In 1729 the Grand Lodge of England appointed Colonel Daniel Coxe Jr. (1673-1739), as Provincial Grand Master for New York, New Jersey, and Pennsylvania. There is no evidence that Coxe took an active role and the first evidence of freemasonry in Pennsylvania is unrelated: the election in 1731 of William Allen (1704-1780) as Grand Master of an independent St John’s Lodge in Philadelphia. Allen  a merchant and attorney, would become one of the wealthiest and most influential men in the province, serving as Mayor of Philadelphia and Chief Justice of Pennsylvania (1751-74).

Philadelphia’s freemasons met at the Tun Tavern. The majority were merchants or professional men. They have been described as the ‘major creators of the political, intellectual, literary and cultural life’ of the the colony, with the Lodge having at least six members of the American Philosophical Society, including Benjamin Franklin, Master of the Lodge in 1734.

Pennsylvania Freemasonry underwent a schism in the 1750s when Lodge No. 4 petitioned the Antients Grand Lodge in London to obtain a charter. The Antients accepted the petition and issued a warrant for ‘the Brethren at Philadelphia’, creating an Antients’ provincial grand lodge in America.

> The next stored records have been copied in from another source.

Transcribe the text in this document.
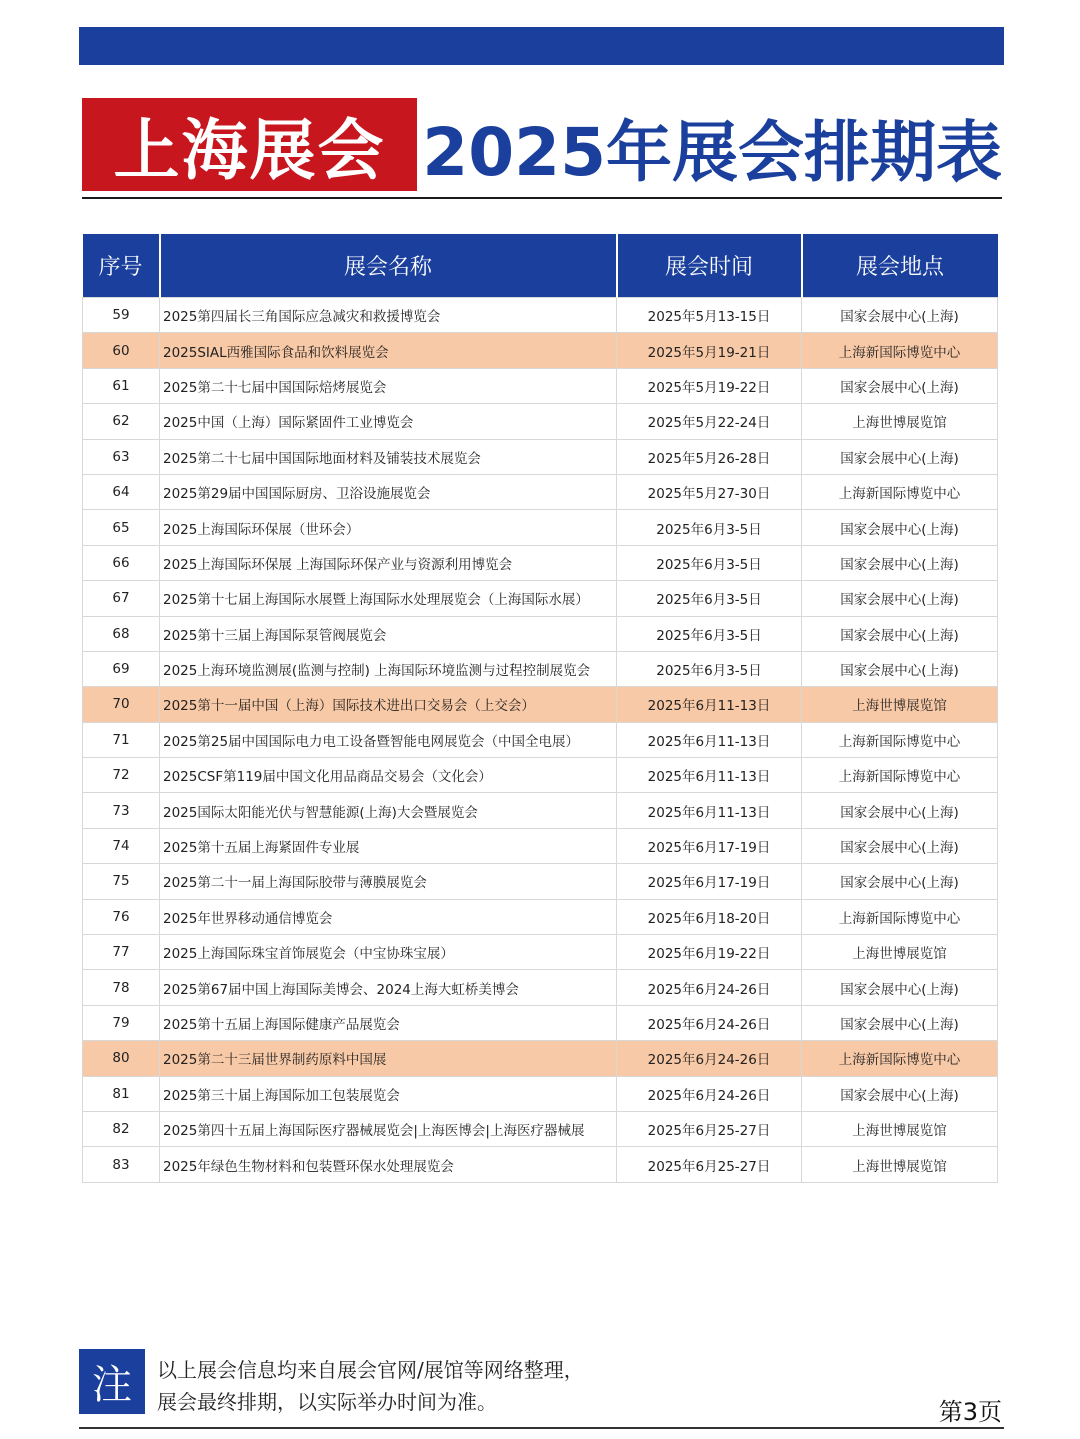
上海展会 2025年展会排期表
序号	展会名称	展会时间	展会地点
59	2025第四届长三角国际应急减灾和救援博览会	2025年5月13-15日	国家会展中心(上海)
60	2025SIAL西雅国际食品和饮料展览会	2025年5月19-21日	上海新国际博览中心
61	2025第二十七届中国国际焙烤展览会	2025年5月19-22日	国家会展中心(上海)
62	2025中国（上海）国际紧固件工业博览会	2025年5月22-24日	上海世博展览馆
63	2025第二十七届中国国际地面材料及铺装技术展览会	2025年5月26-28日	国家会展中心(上海)
64	2025第29届中国国际厨房、卫浴设施展览会	2025年5月27-30日	上海新国际博览中心
65	2025上海国际环保展（世环会）	2025年6月3-5日	国家会展中心(上海)
66	2025上海国际环保展 上海国际环保产业与资源利用博览会	2025年6月3-5日	国家会展中心(上海)
67	2025第十七届上海国际水展暨上海国际水处理展览会（上海国际水展）	2025年6月3-5日	国家会展中心(上海)
68	2025第十三届上海国际泵管阀展览会	2025年6月3-5日	国家会展中心(上海)
69	2025上海环境监测展(监测与控制) 上海国际环境监测与过程控制展览会	2025年6月3-5日	国家会展中心(上海)
70	2025第十一届中国（上海）国际技术进出口交易会（上交会）	2025年6月11-13日	上海世博展览馆
71	2025第25届中国国际电力电工设备暨智能电网展览会（中国全电展）	2025年6月11-13日	上海新国际博览中心
72	2025CSF第119届中国文化用品商品交易会（文化会）	2025年6月11-13日	上海新国际博览中心
73	2025国际太阳能光伏与智慧能源(上海)大会暨展览会	2025年6月11-13日	国家会展中心(上海)
74	2025第十五届上海紧固件专业展	2025年6月17-19日	国家会展中心(上海)
75	2025第二十一届上海国际胶带与薄膜展览会	2025年6月17-19日	国家会展中心(上海)
76	2025年世界移动通信博览会	2025年6月18-20日	上海新国际博览中心
77	2025上海国际珠宝首饰展览会（中宝协珠宝展）	2025年6月19-22日	上海世博展览馆
78	2025第67届中国上海国际美博会、2024上海大虹桥美博会	2025年6月24-26日	国家会展中心(上海)
79	2025第十五届上海国际健康产品展览会	2025年6月24-26日	国家会展中心(上海)
80	2025第二十三届世界制药原料中国展	2025年6月24-26日	上海新国际博览中心
81	2025第三十届上海国际加工包装展览会	2025年6月24-26日	国家会展中心(上海)
82	2025第四十五届上海国际医疗器械展览会|上海医博会|上海医疗器械展	2025年6月25-27日	上海世博展览馆
83	2025年绿色生物材料和包装暨环保水处理展览会	2025年6月25-27日	上海世博展览馆
注	以上展会信息均来自展会官网/展馆等网络整理，
展会最终排期，以实际举办时间为准。	第3页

William Ball (1729-1810) (pictured), was elected Provincial Grand Master of Pennsylvania’s Antients Grand Lodge. Initiated and raised in Lodge No. 2 in 1751, a Moderns lodge, he was ‘re-made’ an Antient freemason in January 1760. Ball warranted some seventeen lodges and Antients Freemasonry proved so popular that within a decade almost no Moderns lodges remained in the province. Pennsylvania’s Antients were also active elsewhere, constituting lodges in Virginia, Delaware, Maryland and New Jersey, as well as North and South Carolina.